Kejaksaan memiliki lembaga pengawas bernama Komisi Kejaksaan, namun
Komisi Kejaksaan tidak diawasi oleh lembaga pengawas manapun. Begitupula
Lembaga Kepolisian, ada pengawasan dari lembaga pengawas bernama Kompolnas,
Ombudsman, dan Propam (Propam berada dibawah struktur Lembaga Kepolisian),
namun baik Kompolnas, Ombudsman, maupun Propam tidak diawasi oleh lembaga
pengawas manapun. Di Kemiliteran, TNI, terdapat lembaga pengawas bernama
Provost, namun Provost itu sendiri dibentuk oleh Panglima tertinggi TNI dan
tidak terdapat Lembaga Pengawas yang mengawasi kinerja Provost.
Profesi Hakim, Jaksa, maupun anggota DPR, meski diawasi oleh lembaga
pengawas internal maupun lembaga pemerintahan yang diperlengkapi Inspektorat
Jenderal, masih juga tertangkap oleh KPK para hakim, jaksa, dan berbagai
anggota DPR maupun Aparatur Sipil Negara lainnya, sekalipun sudah terdapat
demikian banyak pengawas yang mengawasi lembaga-lembaga tersebut?
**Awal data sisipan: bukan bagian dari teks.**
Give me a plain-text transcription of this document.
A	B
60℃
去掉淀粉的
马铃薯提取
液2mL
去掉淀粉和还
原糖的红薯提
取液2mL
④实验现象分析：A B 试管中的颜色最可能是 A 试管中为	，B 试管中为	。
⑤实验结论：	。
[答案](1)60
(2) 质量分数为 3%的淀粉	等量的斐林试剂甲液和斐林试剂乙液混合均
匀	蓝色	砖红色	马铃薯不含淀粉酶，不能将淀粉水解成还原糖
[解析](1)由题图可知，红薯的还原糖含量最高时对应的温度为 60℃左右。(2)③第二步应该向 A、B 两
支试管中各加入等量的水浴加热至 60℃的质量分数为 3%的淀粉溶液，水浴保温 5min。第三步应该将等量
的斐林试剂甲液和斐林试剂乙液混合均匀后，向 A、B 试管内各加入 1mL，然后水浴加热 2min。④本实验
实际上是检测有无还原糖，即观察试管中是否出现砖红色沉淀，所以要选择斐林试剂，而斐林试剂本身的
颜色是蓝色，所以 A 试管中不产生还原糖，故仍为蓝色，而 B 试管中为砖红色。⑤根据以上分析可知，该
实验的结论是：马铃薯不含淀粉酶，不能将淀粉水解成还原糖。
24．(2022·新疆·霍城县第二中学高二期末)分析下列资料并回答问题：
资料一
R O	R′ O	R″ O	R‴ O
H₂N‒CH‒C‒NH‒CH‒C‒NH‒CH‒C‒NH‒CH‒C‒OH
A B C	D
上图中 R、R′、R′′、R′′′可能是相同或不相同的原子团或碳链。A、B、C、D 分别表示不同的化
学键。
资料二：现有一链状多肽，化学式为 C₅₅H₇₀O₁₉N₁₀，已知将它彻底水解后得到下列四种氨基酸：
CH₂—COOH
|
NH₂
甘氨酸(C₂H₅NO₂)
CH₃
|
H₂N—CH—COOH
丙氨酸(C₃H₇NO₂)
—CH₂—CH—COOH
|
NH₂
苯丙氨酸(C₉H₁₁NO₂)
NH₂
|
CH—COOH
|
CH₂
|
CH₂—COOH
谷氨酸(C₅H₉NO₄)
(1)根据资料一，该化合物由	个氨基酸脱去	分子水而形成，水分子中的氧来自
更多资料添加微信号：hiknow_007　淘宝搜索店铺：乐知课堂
Justru akrena KPK adalah Lembaga Pengawas itu sendiri, sehingga menjadi
seolah “Jeruk makan JeruK”, bila KPK masih dinilai perlu untuk diawasi oleh
lembaga pengawas semacam Dewan Pengawas KPK. DPR pengawasnya siapa? Justru KPK
adalah pengawasnya Lembaga DPR itu sendiri. Sehingga, dapat dikatakan, KPK
sejatinya tidak membutuhkan lembaga pengawas, namun KPK adalah lembaga pengawas
itu sendiri, yang bertugas mengawasi kinerja DPR maupun pemerintah.
Kita tidak pernah butuh membuang waktu dan berwacana dengan memperdebatkan
bahwasannya setiap lembaga butuh pengawas. Lantas, jika memang demikian perlu
pengawasan, siapakah yang mengawasi Lembaga Pengawas tersebut? Siapa jugakah
yang pada gilirannya akan mengawasi sang Lembaga Pengawas? Siapa jugakah yang
perlu mengawasi dari Pengawas dari sang Lembaga Pengawas?
Entah mengapa, para pengusun kebijakan di negeri ini, terlampau banyak
membuang waktu, energi, serta polemik untuk hal-hal yang tidak berfaedah,
seolah negeri ini kekurangan Pekerjaan Rumah-nya. Mungkin saja, “Dewan Pengawas
KPK” itu sendiri yang menjadi salah satu subjek yang perlu diawasi dan disadap
oleh KPK, alias menambah banyak beban tugas KPK dalam berkegiatan.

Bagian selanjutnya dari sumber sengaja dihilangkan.